Duncan GE, Anton SD, Sydeman SJ, et al. Prescribing exercise at varied levels of intensity and frequency. A randomized trial. Archives of Internal Medicine, Nov. 14, 2005;165:2362-2369.


Lower Your Blood Pressure With Low-Fat Dairy Products

A person's diet is directly tied in to that person's chances of developing hypertension. Previous studies have shown that diets that contain high amounts of fruits and vegetables and low amounts of fat can be effective in lowering blood pressure. However, there is little research regarding the consumption of low-fat dairy products and their effect on hypertension. A new study suggests that people who eat high amounts of low-fat dairy products are much less likely to develop high blood pressure than people who eat low amounts of those products.

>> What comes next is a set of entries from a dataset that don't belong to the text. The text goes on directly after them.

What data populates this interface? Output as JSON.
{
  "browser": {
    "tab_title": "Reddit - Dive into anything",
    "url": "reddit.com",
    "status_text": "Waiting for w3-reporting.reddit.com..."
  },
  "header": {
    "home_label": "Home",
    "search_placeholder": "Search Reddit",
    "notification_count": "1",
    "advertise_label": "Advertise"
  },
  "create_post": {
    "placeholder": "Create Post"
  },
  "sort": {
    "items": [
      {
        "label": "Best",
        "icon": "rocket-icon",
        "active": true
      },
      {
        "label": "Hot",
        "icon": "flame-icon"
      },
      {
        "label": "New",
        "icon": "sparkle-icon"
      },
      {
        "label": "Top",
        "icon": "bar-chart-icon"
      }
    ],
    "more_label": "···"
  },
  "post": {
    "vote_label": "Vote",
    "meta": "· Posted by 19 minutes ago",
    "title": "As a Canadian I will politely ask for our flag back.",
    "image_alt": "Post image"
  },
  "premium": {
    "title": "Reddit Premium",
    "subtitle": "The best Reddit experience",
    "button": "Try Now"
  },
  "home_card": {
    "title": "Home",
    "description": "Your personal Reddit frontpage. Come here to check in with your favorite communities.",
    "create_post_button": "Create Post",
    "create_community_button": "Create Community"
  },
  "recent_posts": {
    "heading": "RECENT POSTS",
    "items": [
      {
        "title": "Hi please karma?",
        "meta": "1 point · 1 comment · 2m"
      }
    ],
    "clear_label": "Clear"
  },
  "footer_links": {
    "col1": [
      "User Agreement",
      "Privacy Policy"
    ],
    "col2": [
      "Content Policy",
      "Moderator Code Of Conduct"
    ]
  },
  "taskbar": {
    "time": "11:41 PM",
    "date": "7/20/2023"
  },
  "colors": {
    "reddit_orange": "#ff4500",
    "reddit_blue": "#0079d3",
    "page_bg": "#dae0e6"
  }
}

In this study, more than 5,800 adults completed a series of food questionnaires, which tracked their intake of dairy products and other foods over 27 months. Participants also reported any incidence of being diagnosed with hypertension between the start of the study and their last questionnaire.

Patients who consumed the highest levels of low-fat dairy products were 54 percent less likely to develop hypertension over the course of the study compared to people who consumed the lowest amount of dairy products. This effect remained in place even after the authors screened out other factors linked to high blood pressure, such as body weight, activity levels and smoking.

Low-fat dairy products include skim milk and reduced-fat milk, reduced-fat cheeses, and some types of yogurt. If you already consume large amounts of dairy products, consider switching to low-fat or non-fat alternatives. In addition, talk to your doctor of chiropractic about other ways to reduce your blood pressure.

Alonso A, Buenza JJ, Delgado-Rodriguez M, et al. Low-fat dairy consumption and reduced risk of hypertension: the Seguimiento Universidad de Navarra (SUN) cohort. American Journal of Clinical Nutrition, November 2005;82:872-879.